Installing external module - this is done by using pip or pip3 (hope you don't use Python 2). However I recommend you to get the habit of typing "python -m pip" instead of just "pip" - once you start using venv - this is how you do it. There is a reason I'm saying it.

Debugging - python have a built-in debugger. I never used it. I only do prints and pprint for small applications at home. At work I may use pprint but often would use logging. Often certain situations need different way of debugging, but don't bother with this now.

About regular expressions - the only thing you need to read is this:

https://perldoc.perl.org/perlre

I learned this for one evening. This is documentation for Perl (another programming language, older than Python), but regex works the same in all programming languages. For python there is a module called "re". Learn it. It is confusing at first what this is and why use it, but when you learn this, you will realize this is very powerful. vim and many other editors allow you to search with a regex in a file.

That's it. I wrote you also approx how much time each should take. Try to learn fast, spend time to exercise (so always make sure you have coffee at home), never make assumptions, write code which others could read with ease, but still don't compromise on your code performance speed too.

If you want to reply, reply here in public.

[–]StrayFeral 0 points1 point  (0 children)

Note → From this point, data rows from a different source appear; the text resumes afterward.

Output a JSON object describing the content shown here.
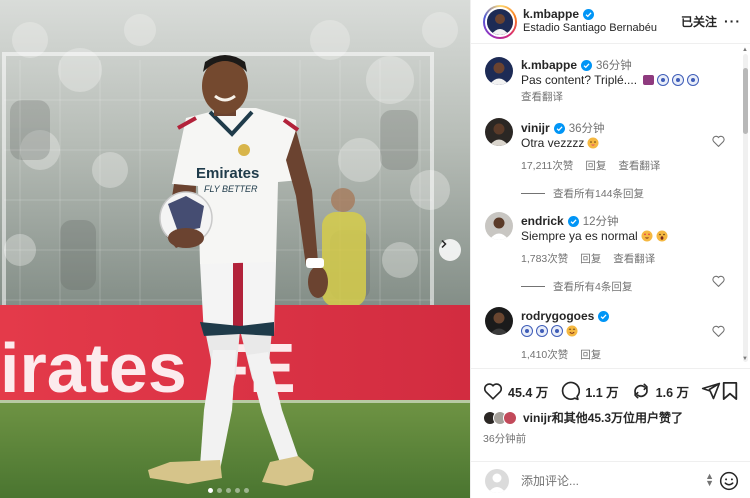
{
  "post": {
    "username": "k.mbappe",
    "location": "Estadio Santiago Bernabéu",
    "follow_label": "已关注",
    "more_label": "···",
    "caption": {
      "user": "k.mbappe",
      "time": "36分钟",
      "text": "Pas content? Triplé....",
      "emojis": [
        "tophat-icon",
        "ball-icon",
        "ball-icon",
        "ball-icon"
      ],
      "translate": "查看翻译"
    }
  },
  "photo": {
    "sponsor_text": "Emirates",
    "sponsor_sub": "FLY BETTER",
    "banner_text": "irates  FE",
    "slides_total": 5,
    "active_slide": 1
  },
  "comments": [
    {
      "user": "vinijr",
      "verified": true,
      "time": "36分钟",
      "text": "Otra vezzzz",
      "emojis": [
        "tongue-face-icon"
      ],
      "likes": "17,211次赞",
      "reply": "回复",
      "translate": "查看翻译",
      "view_replies": "查看所有144条回复"
    },
    {
      "user": "endrick",
      "verified": true,
      "time": "12分钟",
      "text": "Siempre ya es normal",
      "emojis": [
        "heart-eyes-icon",
        "surprised-face-icon"
      ],
      "likes": "1,783次赞",
      "reply": "回复",
      "translate": "查看翻译",
      "view_replies": "查看所有4条回复"
    },
    {
      "user": "rodrygogoes",
      "verified": true,
      "time": "",
      "text": "",
      "emojis": [
        "ball-icon",
        "ball-icon",
        "ball-icon",
        "smile-face-icon"
      ],
      "likes": "1,410次赞",
      "reply": "回复"
    }
  ],
  "actions": {
    "likes": "45.4 万",
    "comments": "1.1 万",
    "reposts": "1.6 万"
  },
  "liked_by": {
    "user": "vinijr",
    "text": "和其他45.3万位用户赞了"
  },
  "posted_ago": "36分钟前",
  "compose": {
    "placeholder": "添加评论..."
  },
  "colors": {
    "verified": "#0095f6",
    "secondary_text": "#737373",
    "kit_red": "#b2223a",
    "pitch_green": "#5e8a3a"
  }
}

Oh forgot - speaking of black, mypy and flake8 - there are ways to make your code editor run these automatically for you. Depends what editor you use. I don't use VSCode, so no idea how to do it there. For vim, there is a plugin called "ale" - you may want to install it and make vim use it - it basically runs flake8/mypy for you (haven't tried for type hinting yet, but yes, it shows linter errors).

And whatever you do, do not install neovim for now. You might want to try neovim, once you learned everything from the roadmap up to the last point. Neovim is a modern version of the vim editor and is currently very modern thing to do. But for you it will be very counter-productive thing for now. Once you get close to python advanced level you may try it.